In the 2003 amendment to RSA 281-A:32, XI, the legislature provided that for purposes of calculating the permanent impairment award, “the average weekly wage of the employee at the time of the injury” shall be used. RSA 281-A:32, XI. However, this amendment did not change the date upon which the employee’s right to the award accrues; this date remains the date of the permanent impairment assessment. RSA 281-A:32, X; Appeal of Cote, 144 N.H. at 129; Petition of L’Heureux, 132 N.H. at 500-01; Petition of Dependents of Doran, 123 N.H. at 433.

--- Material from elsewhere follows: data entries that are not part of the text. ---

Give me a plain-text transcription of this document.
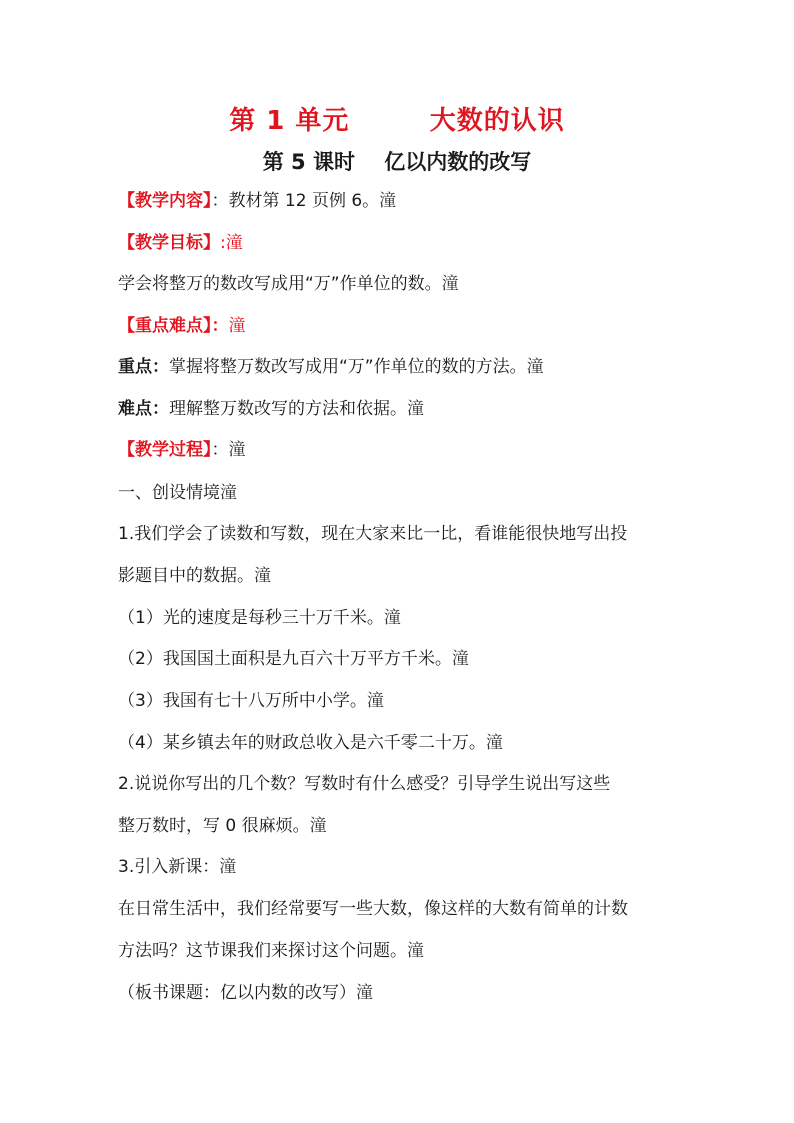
第 1 单元        大数的认识
第 5 课时    亿以内数的改写
【教学内容】：教材第 12 页例 6。潼
【教学目标】:潼
学会将整万的数改写成用“万”作单位的数。潼
【重点难点】：潼
重点：掌握将整万数改写成用“万”作单位的数的方法。潼
难点：理解整万数改写的方法和依据。潼
【教学过程】：潼
一、创设情境潼
1.我们学会了读数和写数，现在大家来比一比，看谁能很快地写出投
影题目中的数据。潼
（1）光的速度是每秒三十万千米。潼
（2）我国国土面积是九百六十万平方千米。潼
（3）我国有七十八万所中小学。潼
（4）某乡镇去年的财政总收入是六千零二十万。潼
2.说说你写出的几个数？写数时有什么感受？引导学生说出写这些
整万数时，写 0 很麻烦。潼
3.引入新课：潼
在日常生活中，我们经常要写一些大数，像这样的大数有简单的计数
方法吗？这节课我们来探讨这个问题。潼
（板书课题：亿以内数的改写）潼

Accordingly, since the parties agree that the petitioner’s permanent impairment assessment was in October 2004, the law in effect on that date applies to this case. Therefore, in accordance with RSA 281-A:32, XI, as amended in 2003, the petitioner’s permanent impairment award should be calculated based upon his average weekly wage preceding his injury in 1996. We reverse and remand for further proceedings consistent with this opinion.

Reversed and remanded.

Broderick, C.J., and Dalianis, Duggan and Galway, JJ., concurred.